Now, he can speak to it himself, but Grant McKenzie who's also member of Crimespace, has the same agent and I think the expectations (and results so far, good for Grant!) are for a lot more sales and bigger advances than I'm getting. At the moment I'm not worried that if I don't get the kind of foreign deals and advances Grant gets that my agent will drop me, but that's mostly because we talked about that stuff up front. I didn't sign with an agent who was full of big talk of huge advances and big foreign deals because I really don't think my books are that type of book at all and I felt the chances were really high that I would get dropped.
I should have gone into more detail with her before I signed up, but I was caught up in what IJ mentioned above: new writer, an enthusiastic New York agent, where do I sign?

I have no qualms with her efforts with the big houses, but I always figured I've have to build a readership, and I don;t think she had the kind of patience I did for the long term slog. That's not a rap on her--I'm sure she's been successful that way--but I should have aksed about, and considered, that going in.

Oh well.
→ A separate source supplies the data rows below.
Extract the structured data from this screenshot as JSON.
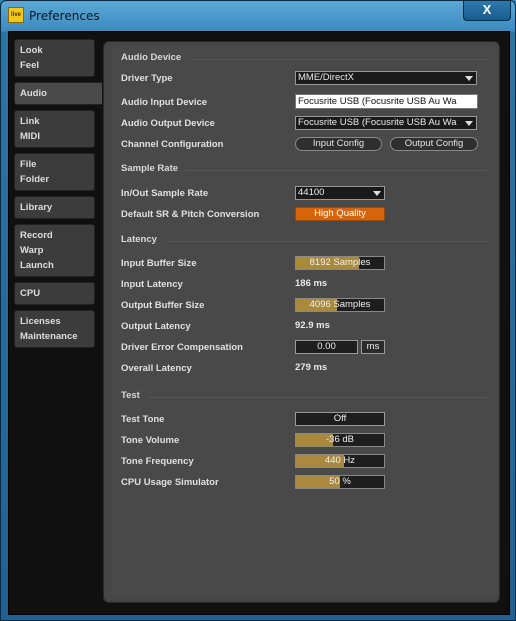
{
  "window": {
    "title": "Preferences",
    "app_icon_text": "live",
    "close_glyph": "X"
  },
  "sidebar": {
    "groups": [
      {
        "items": [
          "Look",
          "Feel"
        ],
        "active": false
      },
      {
        "items": [
          "Audio"
        ],
        "active": true
      },
      {
        "items": [
          "Link",
          "MIDI"
        ],
        "active": false
      },
      {
        "items": [
          "File",
          "Folder"
        ],
        "active": false
      },
      {
        "items": [
          "Library"
        ],
        "active": false
      },
      {
        "items": [
          "Record",
          "Warp",
          "Launch"
        ],
        "active": false
      },
      {
        "items": [
          "CPU"
        ],
        "active": false
      },
      {
        "items": [
          "Licenses",
          "Maintenance"
        ],
        "active": false
      }
    ]
  },
  "audio_device": {
    "header": "Audio Device",
    "driver_type_label": "Driver Type",
    "driver_type_value": "MME/DirectX",
    "input_device_label": "Audio Input Device",
    "input_device_value": "Focusrite USB (Focusrite USB Au Wa",
    "output_device_label": "Audio Output Device",
    "output_device_value": "Focusrite USB (Focusrite USB Au Wa",
    "channel_config_label": "Channel Configuration",
    "input_config_button": "Input Config",
    "output_config_button": "Output Config"
  },
  "sample_rate": {
    "header": "Sample Rate",
    "rate_label": "In/Out Sample Rate",
    "rate_value": "44100",
    "conversion_label": "Default SR & Pitch Conversion",
    "conversion_value": "High Quality"
  },
  "latency": {
    "header": "Latency",
    "input_buffer_label": "Input Buffer Size",
    "input_buffer_value": "8192 Samples",
    "input_buffer_fraction": 0.72,
    "input_latency_label": "Input Latency",
    "input_latency_value": "186 ms",
    "output_buffer_label": "Output Buffer Size",
    "output_buffer_value": "4096 Samples",
    "output_buffer_fraction": 0.47,
    "output_latency_label": "Output Latency",
    "output_latency_value": "92.9 ms",
    "driver_comp_label": "Driver Error Compensation",
    "driver_comp_value": "0.00",
    "driver_comp_unit": "ms",
    "overall_latency_label": "Overall Latency",
    "overall_latency_value": "279 ms"
  },
  "test": {
    "header": "Test",
    "tone_label": "Test Tone",
    "tone_value": "Off",
    "volume_label": "Tone Volume",
    "volume_value": "-36 dB",
    "volume_fraction": 0.42,
    "frequency_label": "Tone Frequency",
    "frequency_value": "440 Hz",
    "frequency_fraction": 0.55,
    "cpu_sim_label": "CPU Usage Simulator",
    "cpu_sim_value": "50 %",
    "cpu_sim_fraction": 0.5
  },
  "colors": {
    "accent_orange": "#d4650d",
    "slider_fill": "#a98a3c",
    "panel_bg": "#494949"
  }
}
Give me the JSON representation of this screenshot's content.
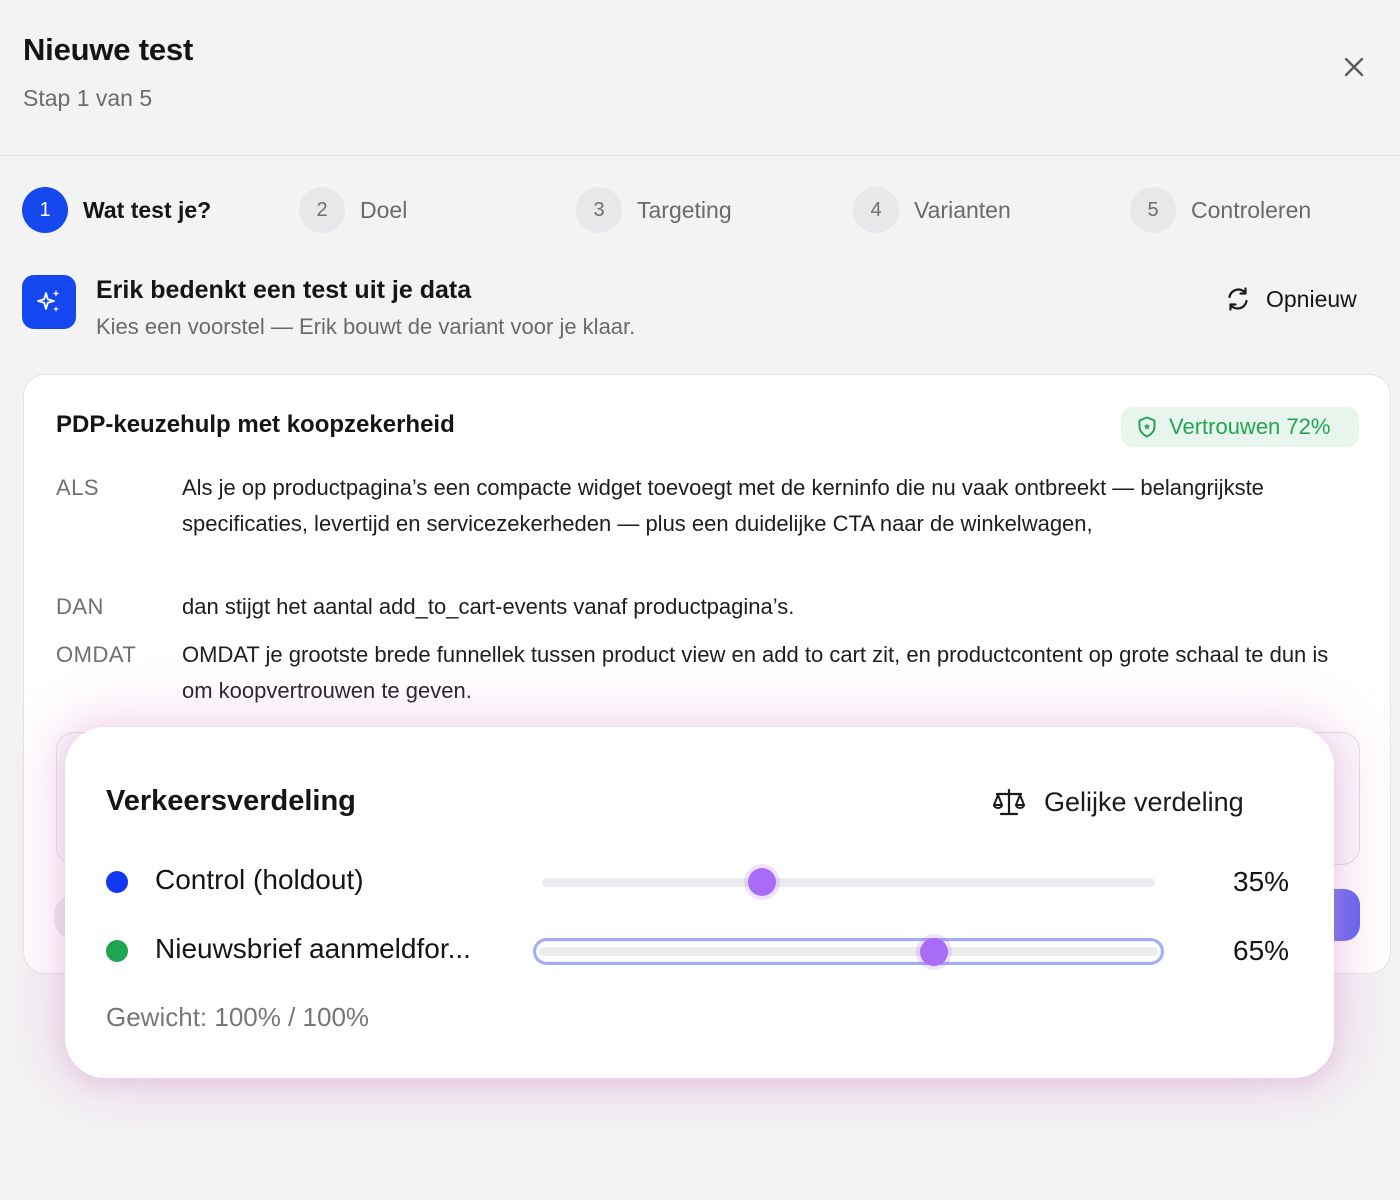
{
  "header": {
    "title": "Nieuwe test",
    "subtitle": "Stap 1 van 5",
    "close_icon": "close-icon"
  },
  "stepper": {
    "steps": [
      {
        "number": "1",
        "label": "Wat test je?",
        "active": true
      },
      {
        "number": "2",
        "label": "Doel",
        "active": false
      },
      {
        "number": "3",
        "label": "Targeting",
        "active": false
      },
      {
        "number": "4",
        "label": "Varianten",
        "active": false
      },
      {
        "number": "5",
        "label": "Controleren",
        "active": false
      }
    ]
  },
  "ai_banner": {
    "icon": "sparkles-icon",
    "title": "Erik bedenkt een test uit je data",
    "subtitle": "Kies een voorstel — Erik bouwt de variant voor je klaar.",
    "retry_icon": "refresh-icon",
    "retry_label": "Opnieuw"
  },
  "proposal": {
    "title": "PDP-keuzehulp met koopzekerheid",
    "confidence_icon": "shield-icon",
    "confidence_label": "Vertrouwen 72%",
    "hypothesis": [
      {
        "key": "ALS",
        "text": "Als je op productpagina’s een compacte widget toevoegt met de kerninfo die nu vaak ontbreekt — belangrijkste specificaties, levertijd en servicezekerheden — plus een duidelijke CTA naar de winkelwagen,"
      },
      {
        "key": "DAN",
        "text": "dan stijgt het aantal add_to_cart-events vanaf productpagina’s."
      },
      {
        "key": "OMDAT",
        "text": "OMDAT je grootste brede funnellek tussen product view en add to cart zit, en productcontent op grote schaal te dun is om koopvertrouwen te geven."
      }
    ]
  },
  "traffic": {
    "title": "Verkeersverdeling",
    "equal_icon": "balance-scale-icon",
    "equal_label": "Gelijke verdeling",
    "rows": [
      {
        "label": "Control (holdout)",
        "percent": 35,
        "percent_label": "35%",
        "dot_color": "#1238f2",
        "focused": false
      },
      {
        "label": "Nieuwsbrief aanmeldfor...",
        "percent": 65,
        "percent_label": "65%",
        "dot_color": "#1fa552",
        "focused": true
      }
    ],
    "weight_label": "Gewicht: 100% / 100%"
  },
  "colors": {
    "accent": "#1547f0",
    "thumb": "#a86cf7",
    "confidence_green": "#23a455"
  }
}
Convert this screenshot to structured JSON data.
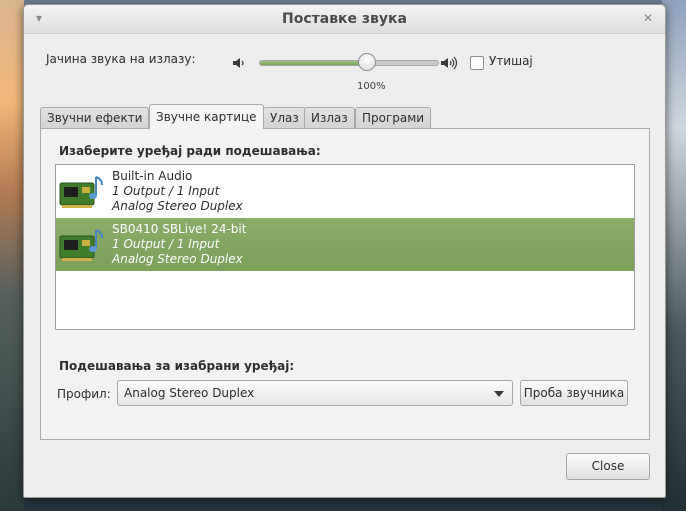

This is how we learn.
I suspect my situation is similar to yours, Dana. It raises other problems, such as demanding a high advance while retaining subsidiary rights. Mind you, in my case, the firm has worked diligently to sell those subsidiary rights and made me some money in the process. But the downside is that the publisher's profits become smaller and you may find your series canceled. All of this becomes moot if the book catches on. At that point everyone is happy.
This is a simple one--agents are in business to make money, and if they feel sending out a book will damage their own reputations, then they're well within their rights not to do it. Agents are only going to get editors to read their submissions if they're sending appropriate submissions--if they're wasting an editors time with a submission, they lose that relationship. Of course, it's also possible the agent is trying to help Phillips own reputation by not sending out an unsellable book (as Charles Willeford's agent tried to do by refusing to send out Grimhaven--probably Willeford's best book, but it would have cost Willeford his commercial success).

I loved Cottonwood--maybe this book is just as good and Phillips needs to find another agent that he connects better with. Or maybe he needs to take a hard look at what he's written and figure out whether the agent has a valid point. But it sounds to me like the agent is just doing his or her job.